8° nouvelle lune : tartare d’huîtres de chez David Hervé, salicornes Cress juste concassées, granité d’eau de mer filtrée, feuilles d’huîtres végétales et fleur de bourrache (plat délicieux, accord parfait, car le Dom Pérignon froid et l’iode, ça fonctionne).
9° premier croissant : langoustines de Guilvinec mi-cuites marinées à la menthe blanche, faisselle de la forêt d’Argonne au thym citron, melba de pain de mie croquant, copeaux de champignons de Paris (l’écart de 1° transforme le champagne. L’accord est pertinent. C’est le plat pour lequel j’ai le moins vibré, même si très bon).
10° premier quartier : saumon sauvage d’Ecosse confit, beurre de mandarine au malt iodé, chapelure d’oranges et bâton de réglisse, sabayon d’agrume de chez Bachès légèrement tourbé (saumon superbe, champagne qui prend de l’ampleur, accord pertinent).
11° gibbeuse croissante : soupe de moules du Mont Saint-Michel, carottes des sables et céleris au safran du Gâtinais, crème fouettée au jus de palourdes et coques de la baie de Somme, moules mi-séchées et pistils de crocus (plat sublime qui vaut trois étoiles, le safran crée un accord magistral. Rien que ce plat et cet accord sur un champagne encore plus ample vaut le voyage). A cette étape nous avons bu des verres de un à quatre, et nous continuons sur le même verre pour revenir au premier.
12° pleine lune : riz basmati d’Inde « la Reine du Parfum », sauté dans un wok fumé au thé Marco Polo, mélange des sous-bois au beurre demi-sel et « tabac » de champignon noir (le champagne est de plus en plus épanoui. L’accord est justifié).
13° gibbeuse décroissante : tajine d’agneau de Lozère à l’amande, côte première grillée au feu de sarments de vigne, caillette d’épaule confite et ses légumes braisés, jus de cuisson infusé à la grappa « Invecchiate » (plat sublime, d’une dextérité infinie et d’une justesse de goût exceptionnelle. Accord parfait. C’est la plénitude du champagne).
14° dernier quartier : caillé frais de chez Mr Laluc, vinaigre à la pulpe de mangue et huile d’olive « bio » Tripodi, feuilles de brick toastées à l’essence de basilic, mouron des oiseaux, jeunes pousses de salade (plat délicieux à la présentation romantique, accord pertinent, mais le champagne a moins de tension).

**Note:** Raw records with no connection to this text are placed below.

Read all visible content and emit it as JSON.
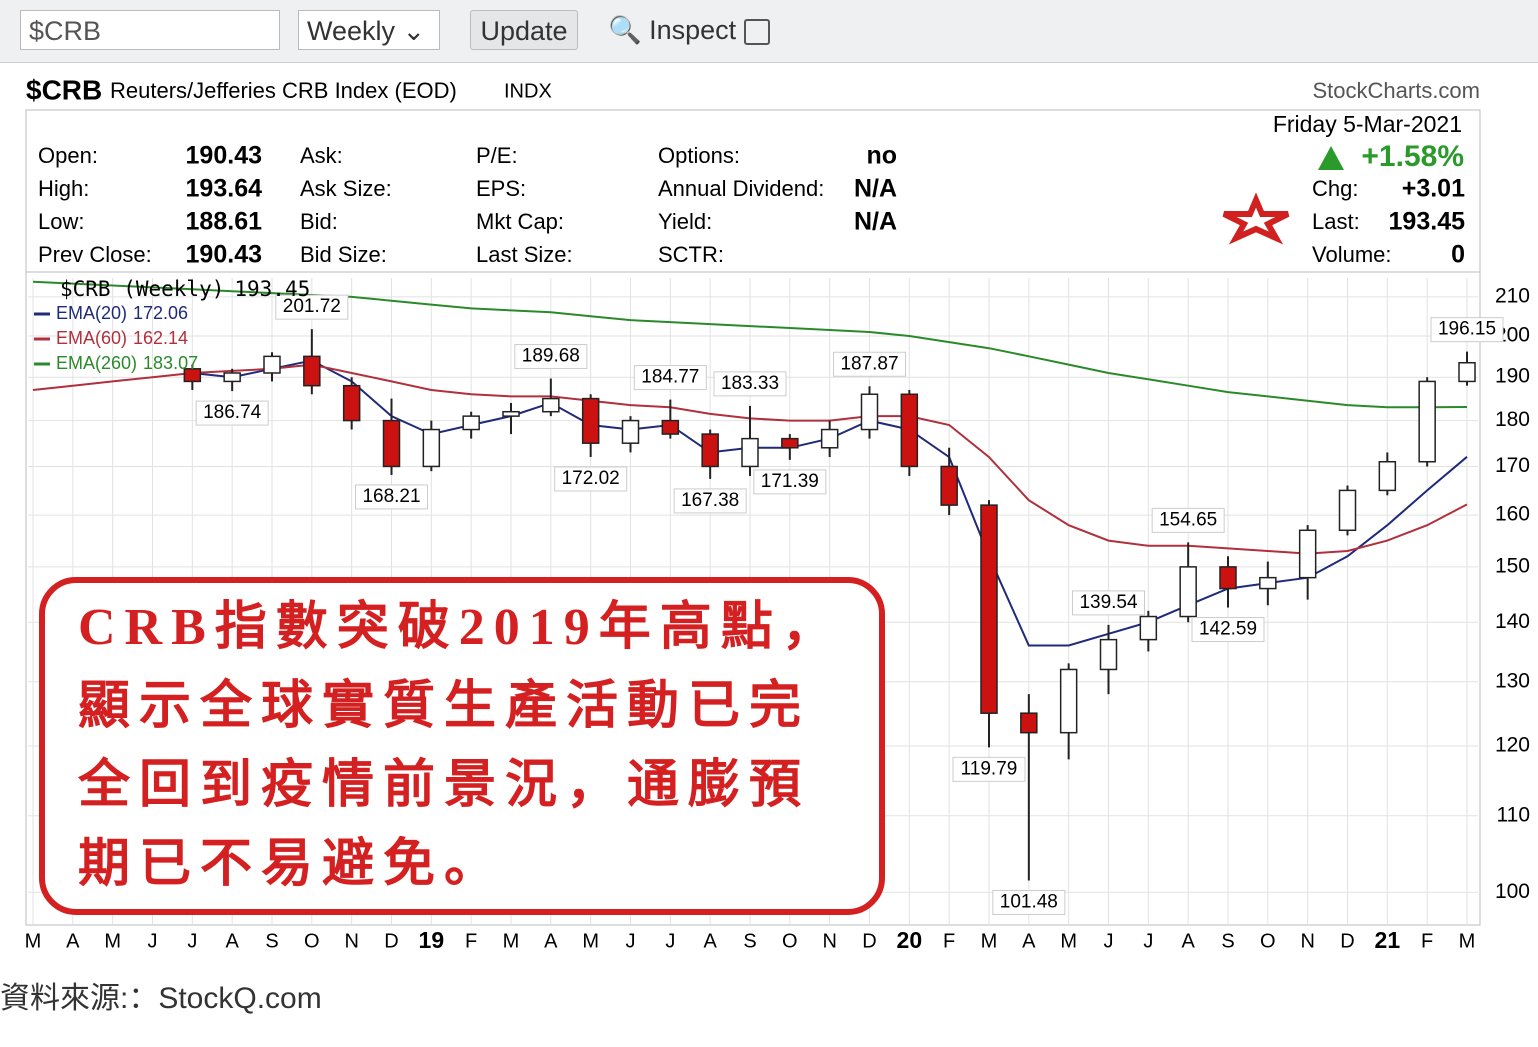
{
  "toolbar": {
    "symbol": "$CRB",
    "period": "Weekly",
    "button": "Update",
    "inspect": "Inspect"
  },
  "header": {
    "symbol": "$CRB",
    "name": "Reuters/Jefferies CRB Index (EOD)",
    "exchange": "INDX",
    "credit": "StockCharts.com"
  },
  "quote": {
    "rows": [
      [
        "Open:",
        "190.43",
        "Ask:",
        "P/E:",
        "Options:",
        "no"
      ],
      [
        "High:",
        "193.64",
        "Ask Size:",
        "EPS:",
        "Annual Dividend:",
        "N/A"
      ],
      [
        "Low:",
        "188.61",
        "Bid:",
        "Mkt Cap:",
        "Yield:",
        "N/A"
      ],
      [
        "Prev Close:",
        "190.43",
        "Bid Size:",
        "Last Size:",
        "SCTR:",
        null
      ]
    ],
    "date": "Friday  5-Mar-2021",
    "change": "+1.58%",
    "stats": [
      [
        "Chg:",
        "+3.01"
      ],
      [
        "Last:",
        "193.45"
      ],
      [
        "Volume:",
        "0"
      ]
    ]
  },
  "chart_data": {
    "type": "candlestick",
    "log_scale": true,
    "grid": true,
    "categories": [
      "M",
      "A",
      "M",
      "J",
      "J",
      "A",
      "S",
      "O",
      "N",
      "D",
      "19",
      "F",
      "M",
      "A",
      "M",
      "J",
      "J",
      "A",
      "S",
      "O",
      "N",
      "D",
      "20",
      "F",
      "M",
      "A",
      "M",
      "J",
      "J",
      "A",
      "S",
      "O",
      "N",
      "D",
      "21",
      "F",
      "M"
    ],
    "candles": {
      "name": "$CRB (Weekly)",
      "open": [
        null,
        null,
        null,
        null,
        192,
        189,
        191,
        195,
        188,
        180,
        170,
        178,
        181,
        182,
        185,
        175,
        180,
        177,
        170,
        176,
        174,
        178,
        186,
        170,
        162,
        125,
        122,
        132,
        137,
        141,
        150,
        146,
        148,
        157,
        165,
        171,
        189
      ],
      "high": [
        null,
        null,
        null,
        null,
        193,
        192,
        196,
        201.72,
        190,
        185,
        180,
        182,
        184,
        189.68,
        186,
        181,
        184.77,
        178,
        183.33,
        177,
        180,
        187.87,
        187,
        174,
        163,
        128,
        133,
        139.54,
        142,
        154.65,
        152,
        151,
        158,
        166,
        173,
        190,
        196.15
      ],
      "low": [
        null,
        null,
        null,
        null,
        187,
        186.74,
        189,
        186,
        178,
        168.21,
        169,
        176,
        177,
        181,
        172.02,
        173,
        176,
        167.38,
        168,
        171.39,
        172,
        176,
        168,
        160,
        119.79,
        101.48,
        118,
        128,
        135,
        140,
        142.59,
        143,
        144,
        156,
        164,
        170,
        188
      ],
      "close": [
        null,
        null,
        null,
        null,
        189,
        191,
        195,
        188,
        180,
        170,
        178,
        181,
        182,
        185,
        175,
        180,
        177,
        170,
        176,
        174,
        178,
        186,
        170,
        162,
        125,
        122,
        132,
        137,
        141,
        150,
        146,
        148,
        157,
        165,
        171,
        189,
        193.45
      ],
      "high_labels": [
        null,
        null,
        null,
        null,
        null,
        null,
        null,
        "201.72",
        null,
        null,
        null,
        null,
        null,
        "189.68",
        null,
        null,
        "184.77",
        null,
        "183.33",
        null,
        null,
        "187.87",
        null,
        null,
        null,
        null,
        null,
        "139.54",
        null,
        "154.65",
        null,
        null,
        null,
        null,
        null,
        null,
        "196.15"
      ],
      "low_labels": [
        null,
        null,
        null,
        null,
        null,
        "186.74",
        null,
        null,
        null,
        "168.21",
        null,
        null,
        null,
        null,
        "172.02",
        null,
        null,
        "167.38",
        null,
        "171.39",
        null,
        null,
        null,
        null,
        "119.79",
        "101.48",
        null,
        null,
        null,
        null,
        "142.59",
        null,
        null,
        null,
        null,
        null,
        null
      ],
      "up_color": "#ffffff",
      "down_color": "#cc1111"
    },
    "series": [
      {
        "name": "EMA(20)",
        "color": "#1f2a7a",
        "values": [
          null,
          null,
          null,
          null,
          191,
          190,
          192,
          194,
          189,
          181,
          177,
          179,
          181,
          184,
          179,
          178,
          179,
          173,
          174,
          174,
          176,
          180,
          178,
          172,
          152,
          136,
          136,
          138,
          140,
          143,
          146,
          147,
          148,
          152,
          158,
          165,
          172.06
        ]
      },
      {
        "name": "EMA(60)",
        "color": "#b0303c",
        "values": [
          187,
          188,
          189,
          190,
          191,
          191.5,
          192,
          193,
          191,
          189,
          187,
          186,
          185.5,
          185.5,
          184.5,
          183.5,
          183,
          181.5,
          180.5,
          180,
          180,
          181,
          181,
          179,
          172,
          163,
          158,
          155,
          154,
          154,
          153.5,
          153,
          152.5,
          153,
          155,
          158,
          162.14
        ]
      },
      {
        "name": "EMA(260)",
        "color": "#2a8a2a",
        "values": [
          214,
          213.5,
          213,
          212.5,
          212,
          211.5,
          211,
          210.5,
          210,
          209,
          208,
          207,
          206.5,
          206,
          205,
          204,
          203.5,
          203,
          202.5,
          202,
          201.5,
          201,
          200,
          198.5,
          197,
          195,
          193,
          191,
          189.5,
          188,
          186.5,
          185.5,
          184.5,
          183.5,
          183,
          183,
          183.07
        ]
      }
    ],
    "ylim": [
      96,
      215
    ],
    "yticks": [
      100,
      110,
      120,
      130,
      140,
      150,
      160,
      170,
      180,
      190,
      200,
      210
    ]
  },
  "note": {
    "lines": [
      "CRB指數突破2019年高點，",
      "顯示全球實質生產活動已完",
      "全回到疫情前景況，通膨預",
      "期已不易避免。"
    ]
  },
  "source": "資料來源:：StockQ.com"
}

15/16° dernier croissant : tarte Tatin aux éclats de violette de Toulouse cristallisée, cerneaux de noix à lafleur de sel de Guérande, crème fraîche de chez Vieillard mi-fouettée, zestes de citron de Menton confits (très beau dessert et accord pertinent, mais le champagne a un peu perdu de sa vivacité puisqu’il est dans le verre depuis presque deux heures).
Nous avons applaudi Philippe Mille et son équipe qui a fait un repas trois étoiles. Son talent s’est exprimé de façon remarquable, mes chouchous étant la moule, l’agneau et l’huître. Le champagne m’a plu énormément dans toute la phase montante, jusqu’à 13°. Mais je me suis fait cette réflexion : en se concentrant comme on le fait sur les températures et leurs évolutions, on passe un peu à côté du message du magnifique Dom Pérignon 1996, car on a toujours l’impression de boire un « autre » vin en passant de verre en verre. C’est moins décontracté que lorsqu’on en profite pour lui-même.

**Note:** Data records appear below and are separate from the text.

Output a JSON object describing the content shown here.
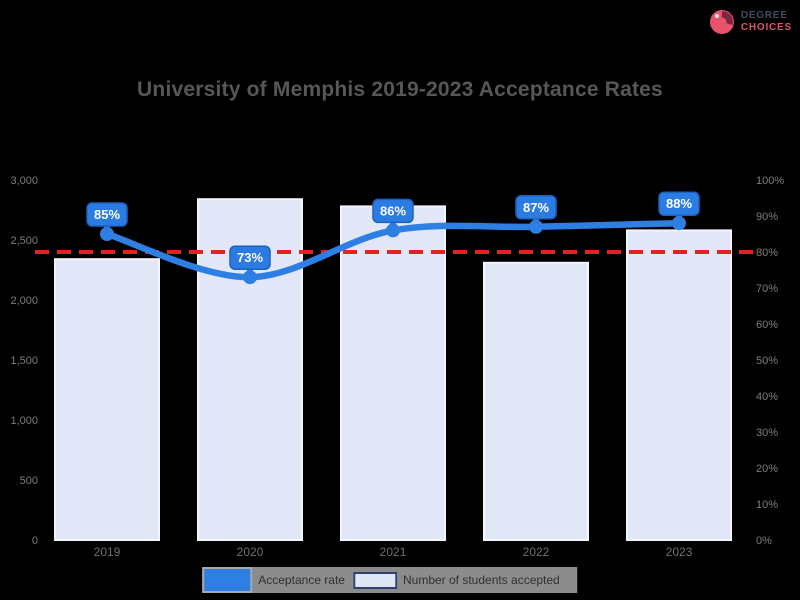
{
  "page": {
    "background": "#000000"
  },
  "header": {
    "logo": {
      "line1": "DEGREE",
      "line2": "CHOICES"
    }
  },
  "title": "University of Memphis 2019-2023 Acceptance Rates",
  "chart_data": {
    "type": "bar",
    "title": "University of Memphis 2019-2023 Acceptance Rates",
    "categories": [
      "2019",
      "2020",
      "2021",
      "2022",
      "2023"
    ],
    "series": [
      {
        "name": "Number of students accepted",
        "type": "bar",
        "axis": "left",
        "values": [
          2340,
          2840,
          2780,
          2310,
          2580
        ]
      },
      {
        "name": "Acceptance rate",
        "type": "line",
        "axis": "right",
        "values": [
          85,
          73,
          86,
          87,
          88
        ]
      }
    ],
    "point_labels": [
      "85%",
      "73%",
      "86%",
      "87%",
      "88%"
    ],
    "reference_line": {
      "value": 80,
      "axis": "right",
      "style": "dashed"
    },
    "left_axis": {
      "range": [
        0,
        3000
      ],
      "ticks": [
        "3,000",
        "2,500",
        "2,000",
        "1,500",
        "1,000",
        "500",
        "0"
      ]
    },
    "right_axis": {
      "range": [
        0,
        100
      ],
      "ticks": [
        "100%",
        "90%",
        "80%",
        "70%",
        "60%",
        "50%",
        "40%",
        "30%",
        "20%",
        "10%",
        "0%"
      ]
    },
    "grid": "off",
    "legend_position": "bottom"
  },
  "legend": {
    "items": [
      {
        "label": "Acceptance rate",
        "swatch": "#2e7fe3",
        "type": "line"
      },
      {
        "label": "Number of students accepted",
        "swatch": "#dfe6f5",
        "type": "bar"
      }
    ]
  },
  "colors": {
    "background": "#000000",
    "title_text": "#575757",
    "bar_fill": "#e1e7f6",
    "bar_border": "#f2f5fb",
    "line": "#2e7fe3",
    "dot": "#2e7fe3",
    "callout_bg": "#2a7ce2",
    "callout_border": "#1d61ba",
    "callout_text": "#ffffff",
    "reference_line": "#e42020",
    "tick_text": "#7d7d7d",
    "x_label_text": "#6f6f6f",
    "legend_bg": "#8c8c8c",
    "legend_text": "#30302f",
    "logo_pink": "#e8526b",
    "logo_dark": "#7a2840"
  }
}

La passion de Richard Geoffroy et de Philippe Jamesse est certainement ce qui illumine cette expérience. Je suppose qu’Hervé Fort va commercialiser ces dîners où il est impossible de parler aux convives de l’autre côté de la table, tant les pupitres font barrière. Mais au-delà du markéting, au-delà de la communication et de l’éventuelle exploitation commerciale, il reste une expérience unique, folle, qui a réuni deux passionnés dans une recherche de mise en valeur de la complexité d’un grand champagne en fonction de sa température maîtrisée en arrêtant le temps. Rien que pour cela, c’est un événement inoubliable.
Chapeau Richard et chapeau les deux Philippe.